Primary sources and further reading
The figures and interpretations in this article draw on open, regularly updated datasets and analytical reports on land use, irrigation and water stress. For detailed country values, users should consult:
- FAO — FAOSTAT land and irrigation statistics: global series on land use, agricultural irrigated land and cropland dynamics, including analytical briefs on land statistics and irrigation trends through 2023.
- World Bank / FAO — Agricultural irrigated land (% of total agricultural land): World Development Indicators series AG.LND.IRIG.AG.ZS, the standard source for cross-country data on irrigated farmland share.
- FAO AQUASTAT and drought-preparedness portal: technical notes on irrigated land by region, highlighting the wide range from about 4 percent of cropped area in Africa to over 40 percent in South Asia, and the central role of irrigation in global water withdrawals.

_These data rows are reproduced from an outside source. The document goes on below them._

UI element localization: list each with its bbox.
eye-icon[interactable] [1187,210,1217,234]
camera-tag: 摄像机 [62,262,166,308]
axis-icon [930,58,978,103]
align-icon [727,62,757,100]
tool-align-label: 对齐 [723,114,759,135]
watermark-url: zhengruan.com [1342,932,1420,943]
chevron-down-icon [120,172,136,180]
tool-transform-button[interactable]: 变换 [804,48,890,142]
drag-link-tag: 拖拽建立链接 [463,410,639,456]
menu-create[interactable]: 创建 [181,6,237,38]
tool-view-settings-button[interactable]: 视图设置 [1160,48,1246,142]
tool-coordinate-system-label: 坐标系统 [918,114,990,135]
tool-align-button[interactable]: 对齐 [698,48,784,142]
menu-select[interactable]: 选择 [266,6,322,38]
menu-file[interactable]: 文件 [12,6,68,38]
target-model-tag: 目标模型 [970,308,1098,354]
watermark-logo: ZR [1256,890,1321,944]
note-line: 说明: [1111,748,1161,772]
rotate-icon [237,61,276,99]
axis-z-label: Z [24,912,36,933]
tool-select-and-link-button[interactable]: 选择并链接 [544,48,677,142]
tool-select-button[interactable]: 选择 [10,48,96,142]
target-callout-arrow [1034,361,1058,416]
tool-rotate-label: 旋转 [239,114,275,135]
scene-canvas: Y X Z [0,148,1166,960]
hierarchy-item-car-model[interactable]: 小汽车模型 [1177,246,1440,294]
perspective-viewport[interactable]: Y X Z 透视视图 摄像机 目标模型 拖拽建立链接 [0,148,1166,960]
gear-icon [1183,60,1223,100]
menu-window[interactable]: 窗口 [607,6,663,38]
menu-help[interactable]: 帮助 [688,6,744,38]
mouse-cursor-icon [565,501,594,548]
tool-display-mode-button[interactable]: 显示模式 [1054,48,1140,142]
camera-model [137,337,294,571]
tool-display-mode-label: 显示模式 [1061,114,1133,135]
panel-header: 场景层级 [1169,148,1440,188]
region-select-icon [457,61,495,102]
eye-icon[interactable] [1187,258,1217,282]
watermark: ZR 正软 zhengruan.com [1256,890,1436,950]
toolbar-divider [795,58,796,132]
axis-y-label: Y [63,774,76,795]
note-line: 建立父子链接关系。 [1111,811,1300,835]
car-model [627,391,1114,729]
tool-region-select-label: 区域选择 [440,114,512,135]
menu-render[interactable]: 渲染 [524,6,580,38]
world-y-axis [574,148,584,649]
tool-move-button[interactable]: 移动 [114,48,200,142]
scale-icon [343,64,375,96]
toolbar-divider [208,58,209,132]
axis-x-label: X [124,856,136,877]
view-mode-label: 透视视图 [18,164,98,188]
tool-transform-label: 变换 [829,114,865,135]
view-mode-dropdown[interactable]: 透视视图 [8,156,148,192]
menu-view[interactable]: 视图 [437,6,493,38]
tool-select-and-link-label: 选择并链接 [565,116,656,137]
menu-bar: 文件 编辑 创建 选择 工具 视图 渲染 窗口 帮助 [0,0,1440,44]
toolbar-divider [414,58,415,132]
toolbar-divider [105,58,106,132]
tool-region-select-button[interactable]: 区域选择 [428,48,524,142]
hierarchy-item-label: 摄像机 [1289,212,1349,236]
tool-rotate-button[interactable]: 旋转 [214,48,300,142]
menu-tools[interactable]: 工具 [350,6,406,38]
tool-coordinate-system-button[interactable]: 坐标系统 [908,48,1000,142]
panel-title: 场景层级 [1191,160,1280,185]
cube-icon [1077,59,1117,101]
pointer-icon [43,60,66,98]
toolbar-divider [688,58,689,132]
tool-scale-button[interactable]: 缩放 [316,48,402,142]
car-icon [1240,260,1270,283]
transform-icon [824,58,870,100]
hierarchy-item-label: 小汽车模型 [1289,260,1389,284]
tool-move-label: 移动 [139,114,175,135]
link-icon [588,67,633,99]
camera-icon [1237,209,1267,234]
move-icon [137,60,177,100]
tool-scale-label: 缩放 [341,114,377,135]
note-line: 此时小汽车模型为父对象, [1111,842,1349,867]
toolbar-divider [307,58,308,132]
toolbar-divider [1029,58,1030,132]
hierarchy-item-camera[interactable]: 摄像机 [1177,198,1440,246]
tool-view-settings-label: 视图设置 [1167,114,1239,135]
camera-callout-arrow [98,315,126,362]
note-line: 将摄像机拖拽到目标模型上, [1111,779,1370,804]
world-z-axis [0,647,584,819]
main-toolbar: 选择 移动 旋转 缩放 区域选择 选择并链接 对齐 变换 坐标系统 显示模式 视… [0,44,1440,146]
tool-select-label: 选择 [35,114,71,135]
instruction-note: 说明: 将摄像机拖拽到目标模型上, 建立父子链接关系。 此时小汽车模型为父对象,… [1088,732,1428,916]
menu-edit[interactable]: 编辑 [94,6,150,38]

- OECD-FAO Agricultural Outlook & FAO Statistical Yearbook: assessments of medium-term agricultural prospects, water use in agriculture and emerging risks from climate change and resource degradation.
- Secondary rankings of irrigated-land share: compilations based on FAO/WDI data, including country lists where Pakistan, Palestine and others appear at the top of global rankings by irrigated share of agricultural land.
When using this ranking in StatRanker or similar tools, always document the reference years, indicator codes, denominators (agricultural land vs. cropland) and any exclusions of micro-states. This keeps comparisons transparent and makes it easier to refresh the chart when new FAO / World Bank data are released.